I had hoped that my book sales would later attract a traditional publisher, as has happened for some self-published authors. What I didn’t expect was for many of the traditionally-published authors to start coming over to self publishing, attracted by not only the book sales some self publishers are scoring, but also by the money.
Hear for yourself what these authors are saying – and what exactly the new word “Hybrid Author” means to them on the Rocking Self-Publishing Podcast by Simon Whistler. Episode 36 is particularly interesting as Beverly Kendall talks about the survey she completed last year studying what self publishers are earning.
We need new language for this new world of self publishing.
For one thing, we need to figure out if it is self publishing or self-publishing. I say it needs a hyphen when it describes, and otherwise should stand as two words.
There needs to be a different word for an author who owns her own ISBN and does it herself versus someone who accepts the ISBN from the upload site (do not accept the ISBN from the upload site), versus someone who buys a package from a “vanity” press site.

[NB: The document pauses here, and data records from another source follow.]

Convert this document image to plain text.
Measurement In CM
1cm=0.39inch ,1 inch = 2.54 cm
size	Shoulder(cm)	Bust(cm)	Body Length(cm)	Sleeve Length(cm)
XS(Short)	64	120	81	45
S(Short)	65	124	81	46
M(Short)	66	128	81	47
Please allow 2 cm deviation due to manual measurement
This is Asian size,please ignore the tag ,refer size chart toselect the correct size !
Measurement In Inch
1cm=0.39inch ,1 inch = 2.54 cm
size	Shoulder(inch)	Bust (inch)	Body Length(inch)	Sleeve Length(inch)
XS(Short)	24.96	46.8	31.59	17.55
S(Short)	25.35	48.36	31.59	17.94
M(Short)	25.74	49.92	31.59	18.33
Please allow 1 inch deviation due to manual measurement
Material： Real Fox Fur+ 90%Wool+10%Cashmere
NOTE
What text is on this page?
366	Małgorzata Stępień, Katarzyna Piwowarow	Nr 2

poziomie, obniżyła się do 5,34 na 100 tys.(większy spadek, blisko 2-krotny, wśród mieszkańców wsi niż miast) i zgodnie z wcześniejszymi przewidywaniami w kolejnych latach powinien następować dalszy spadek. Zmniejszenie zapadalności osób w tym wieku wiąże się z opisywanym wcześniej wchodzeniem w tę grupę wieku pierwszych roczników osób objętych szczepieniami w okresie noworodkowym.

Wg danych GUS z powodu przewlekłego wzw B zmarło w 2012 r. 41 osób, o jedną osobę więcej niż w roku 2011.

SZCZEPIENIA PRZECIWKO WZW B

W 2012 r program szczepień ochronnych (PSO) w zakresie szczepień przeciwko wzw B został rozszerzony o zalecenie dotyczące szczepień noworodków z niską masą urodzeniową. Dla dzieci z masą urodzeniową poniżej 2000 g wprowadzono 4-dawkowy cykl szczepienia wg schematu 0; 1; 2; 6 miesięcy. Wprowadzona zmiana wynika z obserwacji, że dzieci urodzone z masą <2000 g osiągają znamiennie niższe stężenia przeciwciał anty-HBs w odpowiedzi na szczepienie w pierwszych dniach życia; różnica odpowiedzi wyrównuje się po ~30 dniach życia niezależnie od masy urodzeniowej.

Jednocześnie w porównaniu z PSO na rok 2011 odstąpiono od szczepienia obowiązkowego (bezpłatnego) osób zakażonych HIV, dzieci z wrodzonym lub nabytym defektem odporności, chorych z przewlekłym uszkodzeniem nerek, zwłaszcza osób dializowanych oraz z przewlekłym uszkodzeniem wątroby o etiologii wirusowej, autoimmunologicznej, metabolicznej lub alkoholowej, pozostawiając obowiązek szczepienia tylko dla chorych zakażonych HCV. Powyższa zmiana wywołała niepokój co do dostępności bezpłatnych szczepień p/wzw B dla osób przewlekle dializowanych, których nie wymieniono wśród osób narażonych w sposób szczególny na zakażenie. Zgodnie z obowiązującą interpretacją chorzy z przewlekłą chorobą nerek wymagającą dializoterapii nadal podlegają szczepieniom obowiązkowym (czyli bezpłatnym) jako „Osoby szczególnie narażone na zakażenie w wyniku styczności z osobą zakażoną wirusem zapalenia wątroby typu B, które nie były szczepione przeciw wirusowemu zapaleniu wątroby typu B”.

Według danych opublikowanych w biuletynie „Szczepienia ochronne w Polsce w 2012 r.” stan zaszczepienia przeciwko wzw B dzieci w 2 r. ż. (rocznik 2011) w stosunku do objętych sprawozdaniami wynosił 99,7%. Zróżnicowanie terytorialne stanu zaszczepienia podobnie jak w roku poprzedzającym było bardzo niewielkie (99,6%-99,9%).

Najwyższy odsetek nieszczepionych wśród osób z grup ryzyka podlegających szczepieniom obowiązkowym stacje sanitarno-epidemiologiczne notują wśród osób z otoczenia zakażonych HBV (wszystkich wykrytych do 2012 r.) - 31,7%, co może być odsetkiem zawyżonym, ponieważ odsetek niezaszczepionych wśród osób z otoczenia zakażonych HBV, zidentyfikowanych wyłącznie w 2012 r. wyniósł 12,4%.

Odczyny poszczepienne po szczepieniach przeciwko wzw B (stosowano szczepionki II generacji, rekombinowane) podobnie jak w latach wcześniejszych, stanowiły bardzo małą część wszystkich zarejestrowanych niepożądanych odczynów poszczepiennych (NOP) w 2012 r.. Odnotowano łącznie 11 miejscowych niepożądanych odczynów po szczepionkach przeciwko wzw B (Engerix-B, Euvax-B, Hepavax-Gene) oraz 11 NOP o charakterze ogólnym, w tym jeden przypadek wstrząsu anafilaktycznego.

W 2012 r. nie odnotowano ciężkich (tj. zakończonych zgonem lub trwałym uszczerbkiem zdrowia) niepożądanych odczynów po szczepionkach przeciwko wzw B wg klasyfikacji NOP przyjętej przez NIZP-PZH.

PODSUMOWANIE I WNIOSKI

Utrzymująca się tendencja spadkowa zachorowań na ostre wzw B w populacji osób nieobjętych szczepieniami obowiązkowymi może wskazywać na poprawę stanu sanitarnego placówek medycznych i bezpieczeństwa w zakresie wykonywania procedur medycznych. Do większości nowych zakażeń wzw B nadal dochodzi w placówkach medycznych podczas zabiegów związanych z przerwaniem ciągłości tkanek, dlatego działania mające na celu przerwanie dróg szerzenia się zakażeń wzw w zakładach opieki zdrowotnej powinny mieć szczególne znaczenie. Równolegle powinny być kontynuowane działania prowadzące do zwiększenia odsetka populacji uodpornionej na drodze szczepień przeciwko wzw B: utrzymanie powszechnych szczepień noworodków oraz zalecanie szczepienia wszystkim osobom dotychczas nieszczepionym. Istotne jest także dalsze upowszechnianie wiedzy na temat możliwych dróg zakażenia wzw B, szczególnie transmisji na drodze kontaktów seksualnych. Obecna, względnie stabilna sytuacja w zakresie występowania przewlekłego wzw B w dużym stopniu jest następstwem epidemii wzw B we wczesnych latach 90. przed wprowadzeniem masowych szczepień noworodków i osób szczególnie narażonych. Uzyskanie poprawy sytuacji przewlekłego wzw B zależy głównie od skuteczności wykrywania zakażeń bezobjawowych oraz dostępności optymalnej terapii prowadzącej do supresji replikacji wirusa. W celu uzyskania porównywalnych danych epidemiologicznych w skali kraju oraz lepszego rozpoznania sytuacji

There are indie publishers, (independent publisher) which my kind of self-publishing business actually is, but if I don’t intend to publish work by other authors, I don’t feel that indie publisher is a fit – though I’ll use it anyway.
And I’d like a nice, encouraging piece of language to describe authors who are truly self published, and own their ISBN and have print and ebooks available – but aren’t yet doing it full-time because it isn’t yet earning full-time. Not a penalizing piece of language – an “on the way there” piece of language.
My wish list wouldn’t be complete with wanting a piece of language – preferably colorful – for the kind of author who self publishes crap – and another similar word for traditional publishers who publish crap. And a place to apply for a refund.